Je suis certain que vous apprécieriez que le sous-titrage en direct vous soit livré directement par des personnes qui travailleraient sans aucune sorte de filet de protection. La moindre petite erreur sera retransmise immédiatement. Ceci rend une tâche techniquement habile et difficile encore plus stressante. Cependant, les sous-titreurs ne sont autorisés à diffuser à l’antenne qu’à partir du moment où ils ont atteint un niveau d’exactitude minimum de 95%, mais notre objectif est d’atteindre régulièrement les 97% et plus. Le sous-titrage en direct est encore à ses débuts en France et nous travaillons constamment sur les différents moyens d’améliorer notre service au travers de logiciels et de techniques toujours plus performants, mais le sous-titrage en direct ne reproduira jamais (à moins que nous ne soyons pas encore capable de le faire techniquement) de sous-titres avec une exactitude de 100%.

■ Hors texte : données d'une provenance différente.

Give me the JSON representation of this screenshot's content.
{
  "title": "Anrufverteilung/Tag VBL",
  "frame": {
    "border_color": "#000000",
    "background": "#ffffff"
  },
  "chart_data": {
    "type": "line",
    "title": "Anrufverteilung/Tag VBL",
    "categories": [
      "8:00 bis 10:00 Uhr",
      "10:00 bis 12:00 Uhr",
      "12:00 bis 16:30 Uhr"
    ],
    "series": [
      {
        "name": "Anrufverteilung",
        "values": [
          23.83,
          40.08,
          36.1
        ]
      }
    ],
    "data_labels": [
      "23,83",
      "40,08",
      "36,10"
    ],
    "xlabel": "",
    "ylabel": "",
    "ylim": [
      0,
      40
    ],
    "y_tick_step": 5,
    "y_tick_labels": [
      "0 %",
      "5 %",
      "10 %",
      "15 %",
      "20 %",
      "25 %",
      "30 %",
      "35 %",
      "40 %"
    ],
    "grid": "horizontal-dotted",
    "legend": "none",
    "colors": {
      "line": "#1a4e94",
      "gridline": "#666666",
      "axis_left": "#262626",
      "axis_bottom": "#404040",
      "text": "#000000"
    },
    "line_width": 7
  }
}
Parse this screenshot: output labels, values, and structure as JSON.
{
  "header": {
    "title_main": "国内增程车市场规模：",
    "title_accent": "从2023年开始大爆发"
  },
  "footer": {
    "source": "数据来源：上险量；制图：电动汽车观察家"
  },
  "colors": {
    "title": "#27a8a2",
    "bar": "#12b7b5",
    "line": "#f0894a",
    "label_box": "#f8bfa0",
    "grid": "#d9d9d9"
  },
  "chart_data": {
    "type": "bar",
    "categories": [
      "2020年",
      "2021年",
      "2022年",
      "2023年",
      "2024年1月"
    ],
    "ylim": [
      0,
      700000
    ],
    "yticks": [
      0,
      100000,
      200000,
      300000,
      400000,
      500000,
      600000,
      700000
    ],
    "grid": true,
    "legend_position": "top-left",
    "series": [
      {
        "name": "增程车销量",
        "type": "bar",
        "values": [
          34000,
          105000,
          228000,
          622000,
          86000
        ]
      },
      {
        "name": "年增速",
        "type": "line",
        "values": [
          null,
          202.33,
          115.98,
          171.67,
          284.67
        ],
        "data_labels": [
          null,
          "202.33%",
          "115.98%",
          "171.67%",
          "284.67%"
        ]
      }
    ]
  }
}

Dans votre message, vous ne n’indiquez pas où vous avez vu ces inexactitudes – TF1 ou M6 (qui sont pour l’instant les deux seules chaînes fournissant des sous-titres en direct pour les journaux télévisés), Canal + (pour Dimanche +) ou LCP. Nous fournissons actuellement les sous-titres en direct pour M6, LCP et Public Sénat. Nous travaillons également avec Jérémie Boroy, Président de l’UNISDA, sur une Charte Qualité pour le sous-titrage en France. Le site www.medias-soustitres.com que vous connaissez j’en suis sûr, est par ailleurs une très bonne source d’informations pour l’audience sourde et malentendante sur tout ce qui tourne autour de l’accessibilité aux média en France.

Nous apprécions toujours de recevoir les différents points de vue de l’audience utilisatrice de nos services. N’hésitez surtout pas à me contacter si vous avez d’autres questions ou remarques, je serai ravi de pouvoir vous répondre.

Cordialement,



Alex Keiller

Alexander Keiller | Directeur Général

Red Bee Media France





Monsieur Alex Keiller m'a appris des choses épatantes : qui sait, en dehors des pros, comment sont fabriqués les sous-titrages?
Moi, je pensais plutôt à du téléscriptage simultané. J'ai été surprise par les limites de la technologie et en même temps rassurée : l'humain a encore de l'avenir!
Je suis étonnée qu'aucun journaliste ne se soit penché, encore, sur ce sujet passionnant. Mais peut-être cela ne concerne-t-il que les sourds...donc, pas assez de public...non! c'est une mauvaise réflexion : parce que les sourds ne sont pas seuls; autour d'eux, il y a des familles, des amis, des collègues, tout un tas de personnes qui seraient intéressées, j'en suis sûre!

J'espère bien qu'aujourd'hui, je vous ai appris des choses!

2 commentaires:

À 12 novembre 2008 à 19:35 , Blogger grenouille a dit...

oh oui tu nous a appris plein de choses ,moi aussi j'ai toujours ete en rage avec le sous titrage pas comme toi sur les fautes (car j'en fait aussi) mais sur le decalage des sous titres ,ou comme tf 1 qui dit qui a dit quoi c'est enervant ,comme toi toutes les emission culturel ou debat ou autres beaucoup ne sont que rarement sous titrees
je vois que tu n'a pas eu de chance aujourd hui pour tes fils enfin ce n'est que partie remise mais pas de chance
si la fille ressemble a sa mere elle ne peut que reussir
bisous edith

 
À 13 novembre 2008 à 20:07 , Blogger gourmande a dit...

Chère Gribouille, tu nous apprends, à chaque message, quelque chose de nouveau et c'est toujours formidable de te lire!

Ceci dit, le prof en langue des signes de ma fille n'a jamais adhéré au sous-titrage: les sourds qui signent n'ont pas la même syntaxe que nous et lire n'est pas la chose la plus aisée pour eux.
En plus, une partie des sourds et mal-entendants pratiquent la LCP et pour eux aussi, l'accès aux médias et aux reportages télévisuels, même sous-titrés, est difficile.

Ce n'est pas une remise en question du sous-titrage, au contraire, il faut le maintenir, le diffuser sur toutes les chaînes et à tous les programme. Mais il faut tenir compte de chacun et de sa manière de s'exprimer dans et à travers son handicap et de ce fait, rajouter la LSF ne serait pas du luxe non plus, tout au moins pour les programmes comme le journal ou les documentaires.